The deadlier tactics are a result of several factors, including involvement by Iran and rivalries within the militant movement, the officials say. They say many members of the group - Al Jihad, or Holy War - were trained in Afghanistan by Iranians and are equipped with powerful explosives."Things are going to get worse," said a Western diplomat who follows the militants' movements. "The explosives and materiel the militants have is much more sophisticated. There are people in the country now with the training to carry out large-scale terrorist attacks."
For two years an organization called the Islamic Group has been trying to overthrow the government. It has attacked officials, police officers, foreign tourists, Coptic Christians and intellectuals. Most of these attacks have involved two or three gunmen or crude, often ineffective explosives.
The violence has left more than 200 people dead, including dozens of police officers. Some 620 people have been wounded.
One part of the campaign has been an effort to cripple the tourist industry, which after foreign aid is Egypt's largest source of revenue.
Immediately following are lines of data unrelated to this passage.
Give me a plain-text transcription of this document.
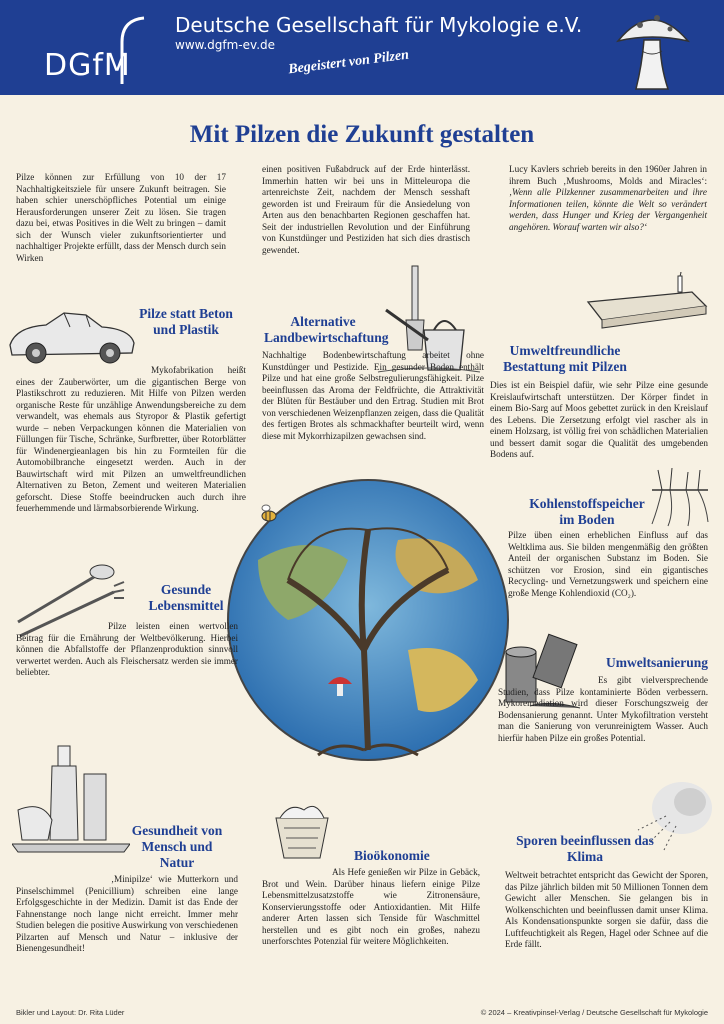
DGfM
Deutsche Gesellschaft für Mykologie e.V.
www.dgfm-ev.de
Begeistert von Pilzen
Mit Pilzen die Zukunft gestalten

Pilze können zur Erfüllung von 10 der 17 Nachhaltigkeitsziele für unsere Zukunft beitragen. Sie haben schier unerschöpfliches Potential um einige Herausforderungen unserer Zeit zu lösen. Sie tragen dazu bei, etwas Positives in die Welt zu bringen – damit sich der Wunsch vieler zukunftsorientierter und nachhaltiger Projekte erfüllt, dass der Mensch durch sein Wirken

einen positiven Fußabdruck auf der Erde hinterlässt. Immerhin hatten wir bei uns in Mitteleuropa die artenreichste Zeit, nachdem der Mensch sesshaft geworden ist und Freiraum für die Ansiedelung von Arten aus den benachbarten Regionen geschaffen hat. Seit der industriellen Revolution und der Einführung von Kunstdünger und Pestiziden hat sich dies drastisch gewendet.

Lucy Kavlers schrieb bereits in den 1960er Jahren in ihrem Buch ‚Mushrooms, Molds and Miracles‘: ‚Wenn alle Pilzkenner zusammenarbeiten und ihre Informationen teilen, könnte die Welt so verändert werden, dass Hunger und Krieg der Vergangenheit angehören. Worauf warten wir also?‘
Pilze statt Beton und Plastik

Mykofabrikation heißt eines der Zauberwörter, um die gigantischen Berge von Plastikschrott zu reduzieren. Mit Hilfe von Pilzen werden organische Reste für unzählige Anwendungsbereiche zu dem verwandelt, was ehemals aus Styropor & Plastik gefertigt wurde – neben Verpackungen können die Materialien von Füllungen für Tische, Schränke, Surfbretter, über Rotorblätter für Windenergieanlagen bis hin zu Formteilen für die Automobilbranche eingesetzt werden. Auch in der Bauwirtschaft wird mit Pilzen an umweltfreundlichen Alternativen zu Beton, Zement und weiteren Materialien geforscht. Diese Stoffe beeindrucken auch durch ihre feuerhemmende und lärmabsorbierende Wirkung.

Alternative Landbewirtschaftung

Nachhaltige Bodenbewirtschaftung arbeitet ohne Kunstdünger und Pestizide. Ein gesunder Boden enthält Pilze und hat eine große Selbstregulierungsfähigkeit. Pilze beeinflussen das Aroma der Feldfrüchte, die Attraktivität der Blüten für Bestäuber und den Ertrag. Studien mit Brot von verschiedenen Weizenpflanzen zeigen, dass die Qualität des fertigen Brotes als schmackhafter beurteilt wird, wenn diese mit Mykorrhizapilzen gewachsen sind.

Umweltfreundliche Bestattung mit Pilzen

Dies ist ein Beispiel dafür, wie sehr Pilze eine gesunde Kreislaufwirtschaft unterstützen. Der Körper findet in einem Bio-Sarg auf Moos gebettet zurück in den Kreislauf des Lebens. Die Zersetzung erfolgt viel rascher als in einem Holzsarg, ist völlig frei von schädlichen Materialien und bessert damit sogar die Qualität des umgebenden Bodens auf.

Kohlenstoffspeicher im Boden

Pilze üben einen erheblichen Einfluss auf das Weltklima aus. Sie bilden mengenmäßig den größten Anteil der organischen Substanz im Boden. Sie schützen vor Erosion, sind ein gigantisches Recycling- und Vernetzungswerk und speichern eine große Menge Kohlendioxid (CO₂).

Gesunde Lebensmittel

Pilze leisten einen wertvollen Beitrag für die Ernährung der Weltbevölkerung. Hierbei können die Abfallstoffe der Pflanzenproduktion sinnvoll verwertet werden. Auch als Fleischersatz werden sie immer beliebter.

Umweltsanierung

Es gibt vielversprechende Studien, dass Pilze kontaminierte Böden verbessern. Mykoremediation wird dieser Forschungszweig der Bodensanierung genannt. Unter Mykofiltration versteht man die Sanierung von verunreinigtem Wasser. Auch hierfür haben Pilze ein großes Potential.

Gesundheit von Mensch und Natur

‚Minipilze‘ wie Mutterkorn und Pinselschimmel (Penicillium) schreiben eine lange Erfolgsgeschichte in der Medizin. Damit ist das Ende der Fahnenstange noch lange nicht erreicht. Immer mehr Studien belegen die positive Auswirkung von verschiedenen Pilzarten auf Mensch und Natur – inklusive der Bienengesundheit!

Bioökonomie

Als Hefe genießen wir Pilze in Gebäck, Brot und Wein. Darüber hinaus liefern einige Pilze Lebensmittelzusatzstoffe wie Zitronensäure, Konservierungsstoffe oder Antioxidantien. Mit Hilfe anderer Arten lassen sich Tenside für Waschmittel herstellen und es gibt noch ein großes, nahezu unerforschtes Potenzial für weitere Möglichkeiten.

Sporen beeinflussen das Klima

Weltweit betrachtet entspricht das Gewicht der Sporen, das Pilze jährlich bilden mit 50 Millionen Tonnen dem Gewicht aller Menschen. Sie gelangen bis in Wolkenschichten und beeinflussen damit unser Klima. Als Kondensationspunkte sorgen sie dafür, dass die Luftfeuchtigkeit als Regen, Hagel oder Schnee auf die Erde fällt.

Bikler und Layout: Dr. Rita Lüder	© 2024 – Kreativpinsel-Verlag / Deutsche Gesellschaft für Mykologie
Despite the deaths of seven foreigners, many Western diplomats say the Islamic Group has tried to keep casualties to a minimum.
Now, they say, the re-emergence of Al Jihad - the successor to the group blamed for the assassination of President Anwar Sadat in 1981 - has changed the rules.
The attempted assassination of the interior minister by a Jihad suicide bomber was the first huge blast to rock Cairo in the new campaign. The explosion left 5 people dead and 15 wounded, including the minister, Hassan Alfi.
Al Jihad also took responsibility for a powerful car bomb, detonated by remote control, that exploded Nov. 25 near the motorcade of Prime Minister Atef Sedki. The explosion, which did not harm the prime minister, killed a schoolgirl and wounded 21 people.
Leaders of Al Jihad have said in recent days that they plan to begin large-scale suicide attacks, similar to those that plagued Lebanon during the height of its civil war.
"We call it martyrdom," said the group's leader, Ayman Zawahri, in an interview two weeks ago conducted by facsimile from Switzerland with the Egyptian newspaper Al Arabi. "This is the beginning of change, but it is not new."